Już od XIV wieku na Śląsku miewały miejsce spontaniczne szykany wobec ludzi opierających się napływającej wraz z niemieckimi kolonistami nowoczesnej kulturze. Ale o regularnych akcjach germanizacyjnych możemy mówić dopiero w epoce oświecenia.
Wówczas to pojawiła się idea państwa narodowego a jednym z jej prekursorów był król pruski Fryderyk II Wielki. Od oświeceniowych filozofów oczytany Fryderyk II Wielki zaraził się ideą państwa narodowego i wkrótce zaczął ideę tę wprowadzać w życie.
Gdy pruska armia zajmowała Śląsk na jego obszarze dominowała ludność polskojęzyczna, wyjątek stanowiły miasta oraz niektóre wsie zasiedlone kolonistami. Świadczą o tym zapiski urzędników pruskich, którzy przybyli tu za armią by wprowadzić w życie prawodawstwo obowiązujące w pozostałych częściach Prus.
Już w roku 1744 wprowadzono na Śląsku zakaz używania języka polskiego w sądownictwie. Dziesięć lat później wydano zakaz zatrudniania w szkołach nauczycieli nie znających języka niemieckiego, co oznacza, że było ich tak wielu, że potrzeba było wprowadzić w tej sprawie przepisy państwowe.
Dopiero we wrześniu roku 1763 wprowadzono powszechny obowiązek nauczania języka niemieckiego w szkołach podstawowych.
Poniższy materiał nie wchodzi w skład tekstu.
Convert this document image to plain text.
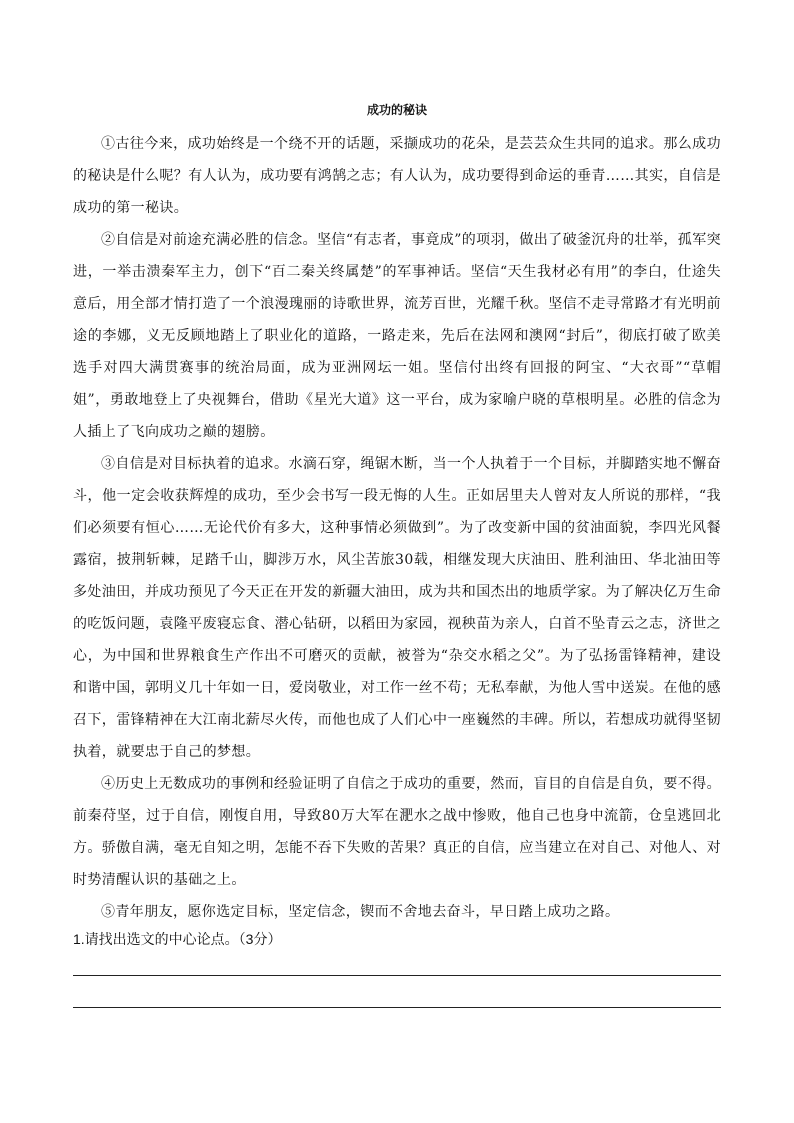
成功的秘诀

①古往今来，成功始终是一个绕不开的话题，采撷成功的花朵，是芸芸众生共同的追求。那么成功的秘诀是什么呢？有人认为，成功要有鸿鹄之志；有人认为，成功要得到命运的垂青……其实，自信是成功的第一秘诀。

②自信是对前途充满必胜的信念。坚信“有志者，事竟成”的项羽，做出了破釜沉舟的壮举，孤军突进，一举击溃秦军主力，创下“百二秦关终属楚”的军事神话。坚信“天生我材必有用”的李白，仕途失意后，用全部才情打造了一个浪漫瑰丽的诗歌世界，流芳百世，光耀千秋。坚信不走寻常路才有光明前途的李娜，义无反顾地踏上了职业化的道路，一路走来，先后在法网和澳网“封后”，彻底打破了欧美选手对四大满贯赛事的统治局面，成为亚洲网坛一姐。坚信付出终有回报的阿宝、“大衣哥”“草帽姐”，勇敢地登上了央视舞台，借助《星光大道》这一平台，成为家喻户晓的草根明星。必胜的信念为人插上了飞向成功之巅的翅膀。

③自信是对目标执着的追求。水滴石穿，绳锯木断，当一个人执着于一个目标，并脚踏实地不懈奋斗，他一定会收获辉煌的成功，至少会书写一段无悔的人生。正如居里夫人曾对友人所说的那样，“我们必须要有恒心……无论代价有多大，这种事情必须做到”。为了改变新中国的贫油面貌，李四光风餐露宿，披荆斩棘，足踏千山，脚涉万水，风尘苦旅30载，相继发现大庆油田、胜利油田、华北油田等多处油田，并成功预见了今天正在开发的新疆大油田，成为共和国杰出的地质学家。为了解决亿万生命的吃饭问题，袁隆平废寝忘食、潜心钻研，以稻田为家园，视秧苗为亲人，白首不坠青云之志，济世之心，为中国和世界粮食生产作出不可磨灭的贡献，被誉为“杂交水稻之父”。为了弘扬雷锋精神，建设和谐中国，郭明义几十年如一日，爱岗敬业，对工作一丝不苟；无私奉献，为他人雪中送炭。在他的感召下，雷锋精神在大江南北薪尽火传，而他也成了人们心中一座巍然的丰碑。所以，若想成功就得坚韧执着，就要忠于自己的梦想。

④历史上无数成功的事例和经验证明了自信之于成功的重要，然而，盲目的自信是自负，要不得。前秦苻坚，过于自信，刚愎自用，导致80万大军在淝水之战中惨败，他自己也身中流箭，仓皇逃回北方。骄傲自满，毫无自知之明，怎能不吞下失败的苦果？真正的自信，应当建立在对自己、对他人、对时势清醒认识的基础之上。

⑤青年朋友，愿你选定目标，坚定信念，锲而不舍地去奋斗，早日踏上成功之路。

1.请找出选文的中心论点。（3分）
Nauczycielom, którzy do tej pory nie nauczyli się niemieckiego dano rok czasu na nadrobienie tej zaległości. Po upływie tego czasu zwolniono wszystkich nauczycieli, którzy jeszcze nie znali języka niemieckiego.
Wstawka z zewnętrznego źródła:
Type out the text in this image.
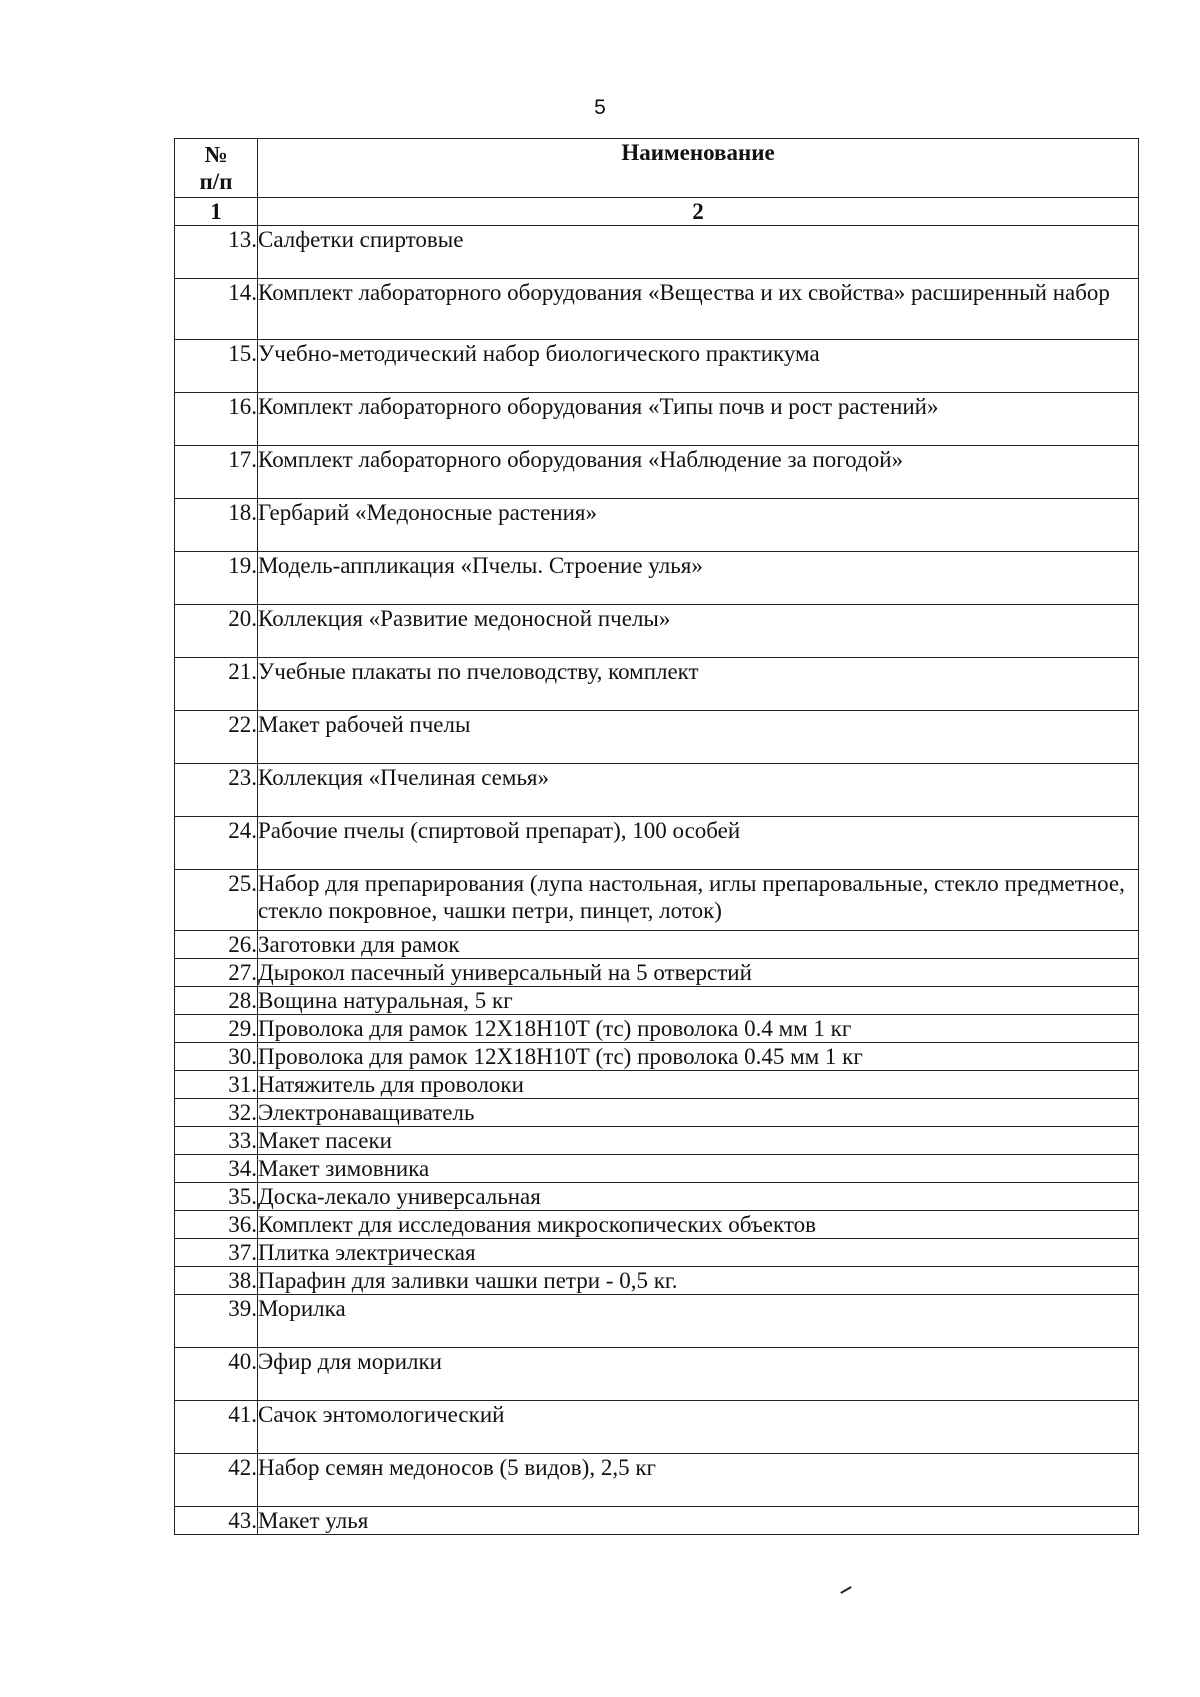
5
№
п/п	Наименование
1	2
13.	Салфетки спиртовые
14.	Комплект лабораторного оборудования «Вещества и их свойства» расширенный набор
15.	Учебно-методический набор биологического практикума
16.	Комплект лабораторного оборудования «Типы почв и рост растений»
17.	Комплект лабораторного оборудования «Наблюдение за погодой»
18.	Гербарий «Медоносные растения»
19.	Модель-аппликация «Пчелы. Строение улья»
20.	Коллекция «Развитие медоносной пчелы»
21.	Учебные плакаты по пчеловодству, комплект
22.	Макет рабочей пчелы
23.	Коллекция «Пчелиная семья»
24.	Рабочие пчелы (спиртовой препарат), 100 особей
25.	Набор для препарирования (лупа настольная, иглы препаровальные, стекло предметное, стекло покровное, чашки петри, пинцет, лоток)
26.	Заготовки для рамок
27.	Дырокол пасечный универсальный на 5 отверстий
28.	Вощина натуральная, 5 кг
29.	Проволока для рамок 12Х18Н10Т (тс) проволока 0.4 мм 1 кг
30.	Проволока для рамок 12Х18Н10Т (тс) проволока 0.45 мм 1 кг
31.	Натяжитель для проволоки
32.	Электронаващиватель
33.	Макет пасеки
34.	Макет зимовника
35.	Доска-лекало универсальная
36.	Комплект для исследования микроскопических объектов
37.	Плитка электрическая
38.	Парафин для заливки чашки петри - 0,5 кг.
39.	Морилка
40.	Эфир для морилки
41.	Сачок энтомологический
42.	Набор семян медоносов (5 видов), 2,5 кг
43.	Макет улья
Równocześnie na Śląsku rozpoczęto na masową skalę akcję kolonizacyjną. Tylko w roku 1763 osiedlono na Górnym Śląsku 51 tysięcy niemieckich osadników. Do roku 1805 na Górny Śląsk przybyło ponad 170 tysięcy Niemców. Była to tzw. kolonizacja fryderycjańska.
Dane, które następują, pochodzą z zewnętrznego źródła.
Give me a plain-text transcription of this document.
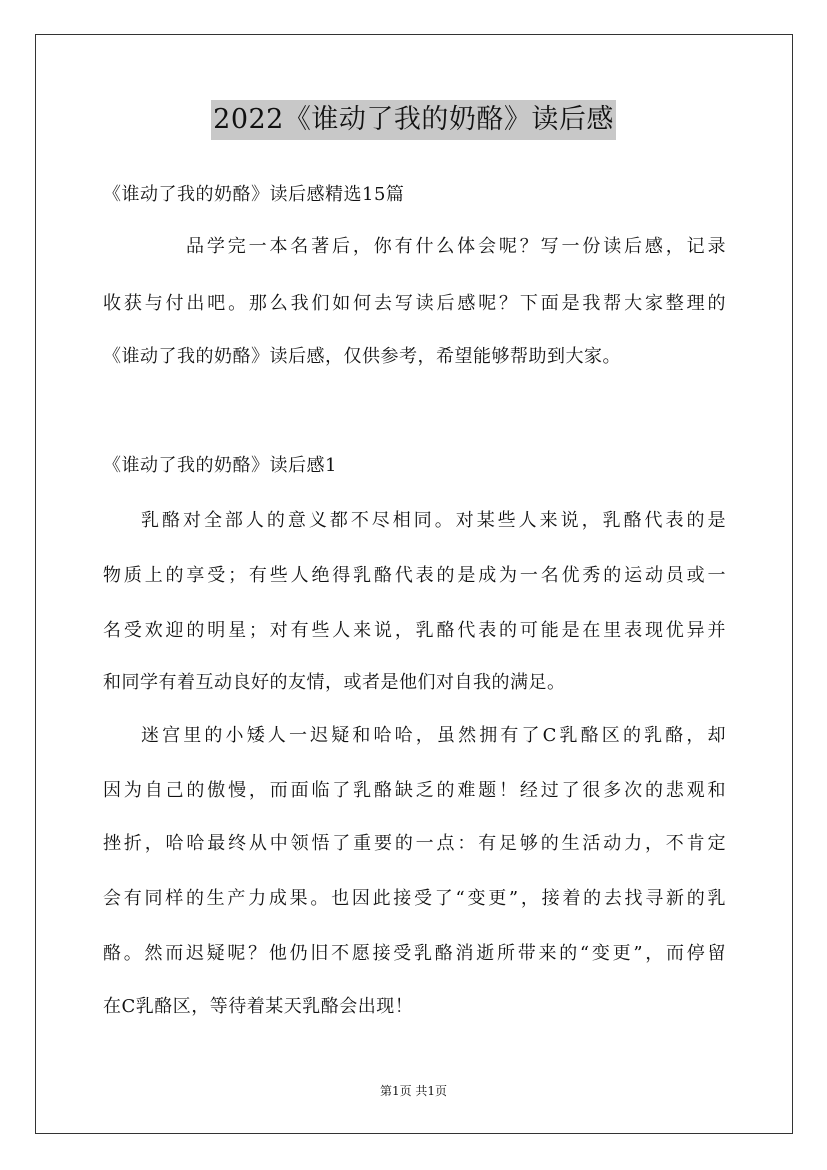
2022《谁动了我的奶酪》读后感
《谁动了我的奶酪》读后感精选15篇
品学完一本名著后，你有什么体会呢？写一份读后感，记录
收获与付出吧。那么我们如何去写读后感呢？下面是我帮大家整理的
《谁动了我的奶酪》读后感，仅供参考，希望能够帮助到大家。
《谁动了我的奶酪》读后感1
乳酪对全部人的意义都不尽相同。对某些人来说，乳酪代表的是
物质上的享受；有些人绝得乳酪代表的是成为一名优秀的运动员或一
名受欢迎的明星；对有些人来说，乳酪代表的可能是在里表现优异并
和同学有着互动良好的友情，或者是他们对自我的满足。
迷宫里的小矮人一迟疑和哈哈，虽然拥有了C乳酪区的乳酪，却
因为自己的傲慢，而面临了乳酪缺乏的难题！经过了很多次的悲观和
挫折，哈哈最终从中领悟了重要的一点：有足够的生活动力，不肯定
会有同样的生产力成果。也因此接受了“变更”，接着的去找寻新的乳
酪。然而迟疑呢？他仍旧不愿接受乳酪消逝所带来的“变更”，而停留
在C乳酪区，等待着某天乳酪会出现！
第1页 共1页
Ostoją polskości stał się kościół katolicki. Nastąpiła wówczas swoista polaryzacja, w wielu nawet niewielkich miejscowościach budowano wówczas po dwa kościoły: katolicki dla ludności rodzimej i protestancki dla niemieckich kolonistów.
Kolejna fala antypolskich represji miała miejsce podczas wielkiej reformy pruskiego królestwa w okresie wojen napoleońskich. Wtedy to w roku 1810 wprowadzono zakaz używania języka polskiego na nabożeństwach ewangelickich. Wprowadzono też zakaz studiowania na zagranicznych uniwersytetach i pielgrzymowania do Częstochowy.
Ponadto zmieniono granice diecezji, a dekanaty bytomski i pszczyński wcielono do diecezji wrocławskiej, aby ograniczyć kontakty duchowieństwa i wiernych z biskupstwem krakowskim.